Writing in first person.

A client once told me that they don’t write in first person, whether it’s the singular ‘I’ or the collective ‘we’. I asked them why and I understood something to the effect that it’s not good writing. Like it’s a cop out used by bad writers.

I’ve always loved writing in first person. Contrary to what people typically assume, I think it lends a certain humility to the work I do. It allows me to say that this is only my point-of-view, welcoming others to contribute with theirs. Isn’t that the point of any discourse anyway?

I didn’t argue with the client. Removed the first person angle from the piece, filed and done. I’d also forgotten all about it until I read Anthony Horowitz’s ‘The Word is Murder’. Gosh, he takes the first person narrative to a whole new level. In the book, Horowitz is a character, writer, and the narrator of the story. The whole book is written in first person as Anthony Horowitz, the real person. He inserts a part of his real self into the imaginary world and walks us through it. It’s a bit meta, if you will.

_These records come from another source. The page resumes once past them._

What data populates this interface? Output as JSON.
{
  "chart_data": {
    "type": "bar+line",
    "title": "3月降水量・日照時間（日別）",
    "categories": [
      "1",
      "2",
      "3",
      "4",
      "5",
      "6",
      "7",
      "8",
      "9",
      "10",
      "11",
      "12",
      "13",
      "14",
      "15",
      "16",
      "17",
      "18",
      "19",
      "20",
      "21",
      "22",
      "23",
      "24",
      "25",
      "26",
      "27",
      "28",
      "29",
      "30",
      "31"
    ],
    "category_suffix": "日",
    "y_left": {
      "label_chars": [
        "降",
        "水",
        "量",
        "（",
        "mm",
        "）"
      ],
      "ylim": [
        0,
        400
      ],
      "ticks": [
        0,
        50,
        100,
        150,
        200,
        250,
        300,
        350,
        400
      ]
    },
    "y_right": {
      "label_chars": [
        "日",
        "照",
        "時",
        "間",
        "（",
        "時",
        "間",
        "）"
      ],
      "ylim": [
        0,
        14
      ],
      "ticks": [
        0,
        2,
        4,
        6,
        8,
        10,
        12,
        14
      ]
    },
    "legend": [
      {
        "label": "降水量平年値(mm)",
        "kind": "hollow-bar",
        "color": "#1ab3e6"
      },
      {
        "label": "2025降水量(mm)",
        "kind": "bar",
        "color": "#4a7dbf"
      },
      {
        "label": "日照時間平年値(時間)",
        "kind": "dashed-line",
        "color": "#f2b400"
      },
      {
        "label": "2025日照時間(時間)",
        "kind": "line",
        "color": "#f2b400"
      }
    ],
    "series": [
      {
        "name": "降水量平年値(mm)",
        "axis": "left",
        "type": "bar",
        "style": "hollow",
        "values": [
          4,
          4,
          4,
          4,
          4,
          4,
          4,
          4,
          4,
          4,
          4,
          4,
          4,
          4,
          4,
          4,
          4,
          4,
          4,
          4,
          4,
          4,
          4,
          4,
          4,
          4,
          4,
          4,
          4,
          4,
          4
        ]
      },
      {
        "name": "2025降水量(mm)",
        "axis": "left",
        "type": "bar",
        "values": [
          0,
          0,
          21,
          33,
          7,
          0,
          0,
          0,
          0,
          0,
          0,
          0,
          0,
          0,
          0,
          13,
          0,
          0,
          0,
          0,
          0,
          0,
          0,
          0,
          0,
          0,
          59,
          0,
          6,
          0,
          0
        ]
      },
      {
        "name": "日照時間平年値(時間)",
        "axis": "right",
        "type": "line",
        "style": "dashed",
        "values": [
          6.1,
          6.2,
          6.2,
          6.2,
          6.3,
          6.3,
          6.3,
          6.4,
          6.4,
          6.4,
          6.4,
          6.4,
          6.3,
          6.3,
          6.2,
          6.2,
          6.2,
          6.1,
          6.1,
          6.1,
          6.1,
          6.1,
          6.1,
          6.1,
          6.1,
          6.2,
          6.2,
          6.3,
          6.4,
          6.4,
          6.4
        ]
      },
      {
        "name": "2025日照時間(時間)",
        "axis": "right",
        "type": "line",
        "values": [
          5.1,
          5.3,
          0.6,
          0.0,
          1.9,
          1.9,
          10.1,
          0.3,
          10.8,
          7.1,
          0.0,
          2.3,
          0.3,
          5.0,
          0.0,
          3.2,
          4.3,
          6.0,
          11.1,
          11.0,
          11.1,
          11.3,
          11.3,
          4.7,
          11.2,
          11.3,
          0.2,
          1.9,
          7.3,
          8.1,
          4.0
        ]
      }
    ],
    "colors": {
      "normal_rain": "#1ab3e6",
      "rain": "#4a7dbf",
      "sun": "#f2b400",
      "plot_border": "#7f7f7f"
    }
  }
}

If you’re a writer of crime fiction, there are very few ways in which you can kill someone that hasn’t already been done. Innovation in crime fiction mostly comes through form, and not the modus operandi itself. And Horowitz gives us a cunning and clever take on the form of a murder mystery. If you haven’t read the book, I strongly recommend you do. But the trick becomes stale almost immediately, because the novelty doesn’t carry to the second book in the series.

Perhaps, the grammatical person doesn’t matter so much, after all.